The first step to using SoundSoap 2.0 is to select an audio or audio/video file that you want to fix. When used as a plug-in, Bias says SoundSoap 2.0 is compatible with any file format that the host application can play. In standalone mode, SoundSoap is compatible with all the file formats you'd probably expect, including AVI, WMV, WAV, MP3, MP4, WMA, SDII, and AIFF, except for MPEG-1 and MPEG-2. DivX fiends will be disappointed by SoundSoap 2.0's incompatibility with that format.

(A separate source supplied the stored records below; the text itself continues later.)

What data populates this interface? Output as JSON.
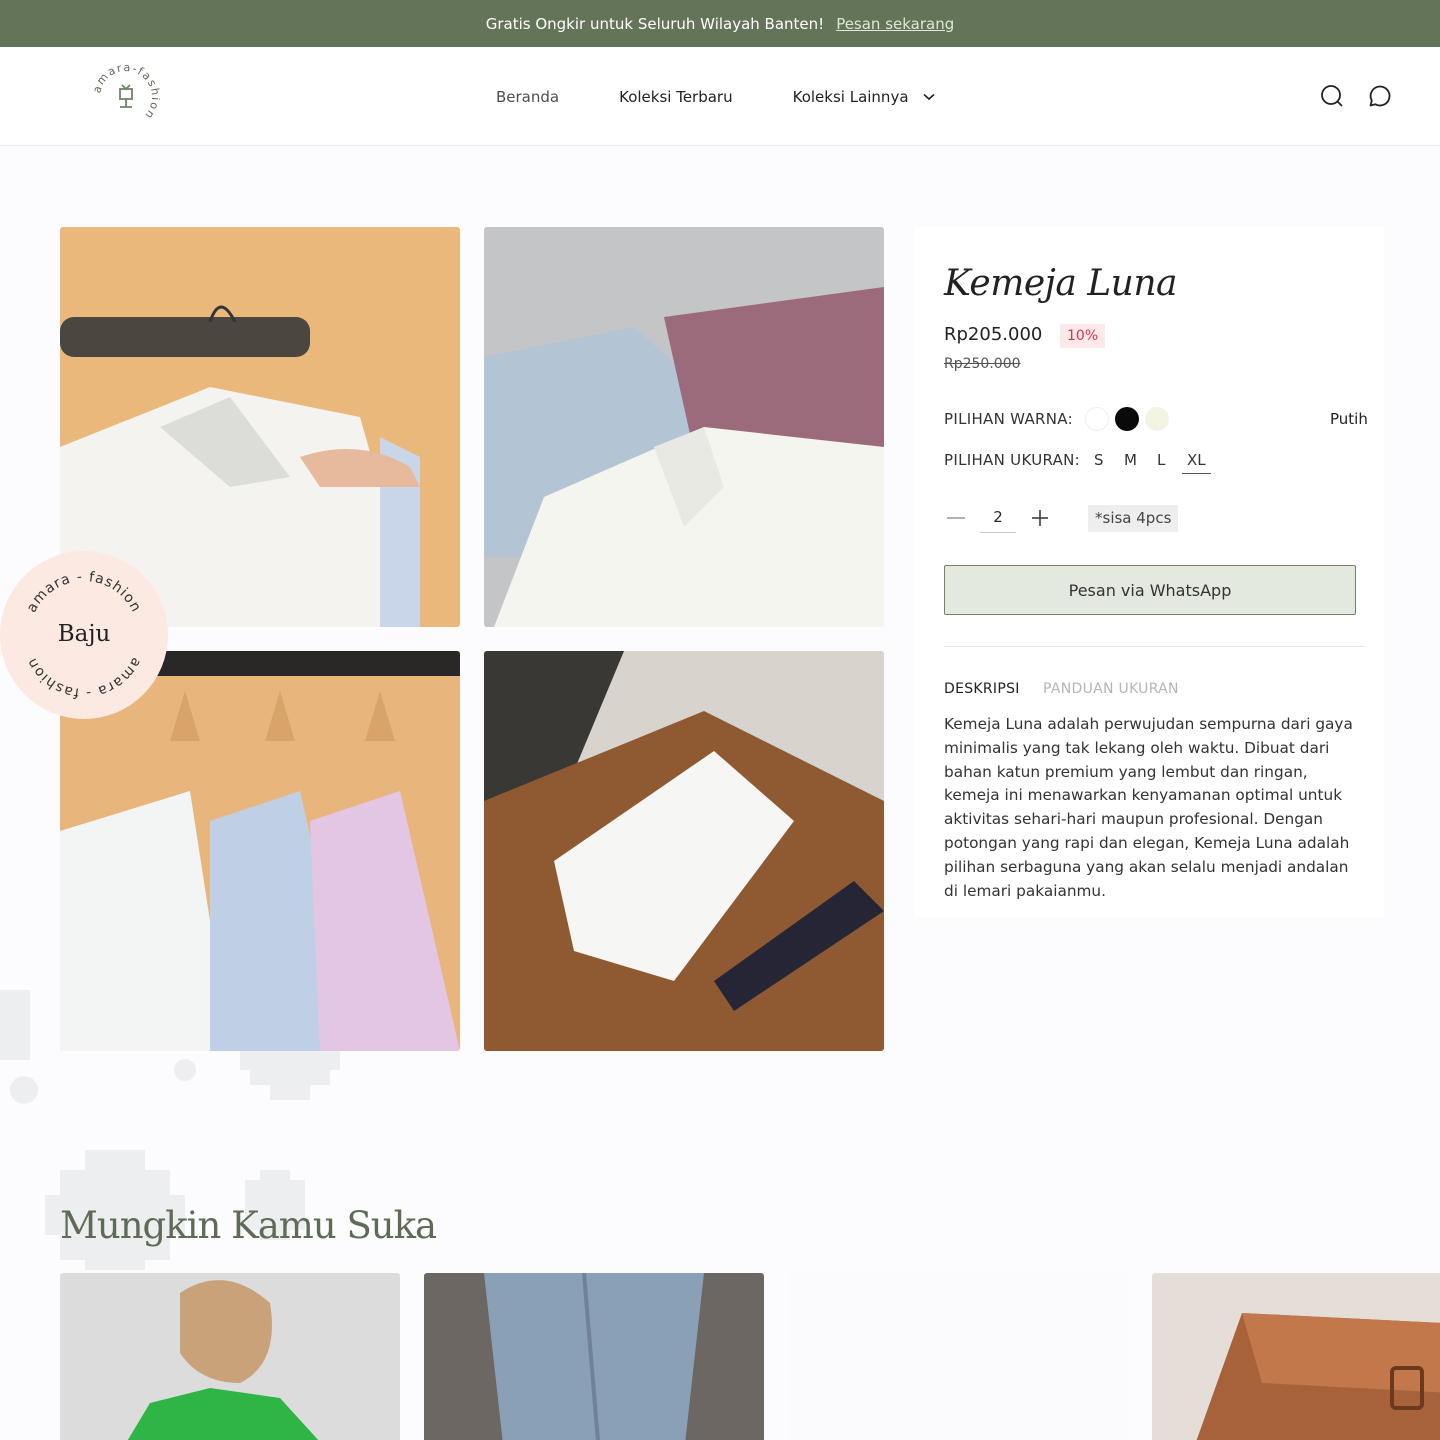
{
  "announcement": {
    "text": "Gratis Ongkir untuk Seluruh Wilayah Banten!",
    "link": "Pesan sekarang"
  },
  "brand": {
    "name": "amara-fashion"
  },
  "nav": [
    {
      "label": "Beranda"
    },
    {
      "label": "Koleksi Terbaru"
    },
    {
      "label": "Koleksi Lainnya"
    }
  ],
  "badge": {
    "ring_text": "amara - fashion",
    "title": "Baju"
  },
  "product": {
    "title": "Kemeja Luna",
    "price": "Rp205.000",
    "discount": "10%",
    "old_price": "Rp250.000",
    "color_label": "PILIHAN WARNA:",
    "colors": [
      {
        "name": "Putih",
        "hex": "#ffffff"
      },
      {
        "name": "Hitam",
        "hex": "#0a0a0a"
      },
      {
        "name": "Krem",
        "hex": "#f3f4e2"
      }
    ],
    "selected_color": "Putih",
    "size_label": "PILIHAN UKURAN:",
    "sizes": [
      "S",
      "M",
      "L",
      "XL"
    ],
    "selected_size": "XL",
    "quantity": "2",
    "stock": "*sisa 4pcs",
    "order_button": "Pesan via WhatsApp",
    "tabs": [
      "DESKRIPSI",
      "PANDUAN UKURAN"
    ],
    "description": "Kemeja Luna adalah perwujudan sempurna dari gaya minimalis yang tak lekang oleh waktu. Dibuat dari bahan katun premium yang lembut dan ringan, kemeja ini menawarkan kenyamanan optimal untuk aktivitas sehari-hari maupun profesional. Dengan potongan yang rapi dan elegan, Kemeja Luna adalah pilihan serbaguna yang akan selalu menjadi andalan di lemari pakaianmu."
  },
  "recommend": {
    "title": "Mungkin Kamu Suka"
  },
  "colors": {
    "primary": "#647459",
    "badge_bg": "#fce9e2",
    "button_bg": "#e4e9e0",
    "discount": "#d9344a"
  }
}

The SoundSoap 2.0 interface, which contains more than a dozen controls including knobs, sliders, and buttons, is uncluttered and generally well designed. But unless you read the user guide, you may not understand a few of the controls such as the 60Hz Remove Hum button, which specifically removes electrical hum. Other controls include a Remove Click & Crackle slider, which is designed to fix pops associated with recordings made from vinyl; a Preserve Voice button, which bypasses vocal-frequency processing to preserve a natural sound; a Remove Rumble button, which removes low-frequency rumble; and an Enhance slider, which attempts to restore the tonal quality of recordings made from degraded media. The standalone version of SoundSoap 2.0 also includes transports (play, pause, and so on) and user-selectable in and out points to allow processing specific sections of files. You can apply different processing settings to separate sections of any file, then select Save As to save the changes as a whole. The standalone version saves audio files to hard disc in WAV, AIFF, or WMA formats--we're a bit disappointed that MP3 isn't available as an option, but if you use SoundSoap 2.0 as a plug-in within a program that has MP3 encoding, this won't be an issue. You can also save SoundSoap 2.0 presets, which could come in handy if you're processing separate tracks recorded from the same LP, for instance.
Impatient types can jump right in by clicking SoundSoap 2.0's Learn Noise button and firing up file playback. The Learn Noise function analyzes a few seconds of the file's audio, then automatically sets the Noise Tuner and Noise Reduction controls to zone in on and remove hiss and background noise. The feature works especially well with audio files that have a silent passage for SoundSoap 2.0 to analyze. In some cases, you can get the best results making manual adjustments to the Noise Tuner and Noise Reduction controls after having used the Learn Noise function to get in ballpark range.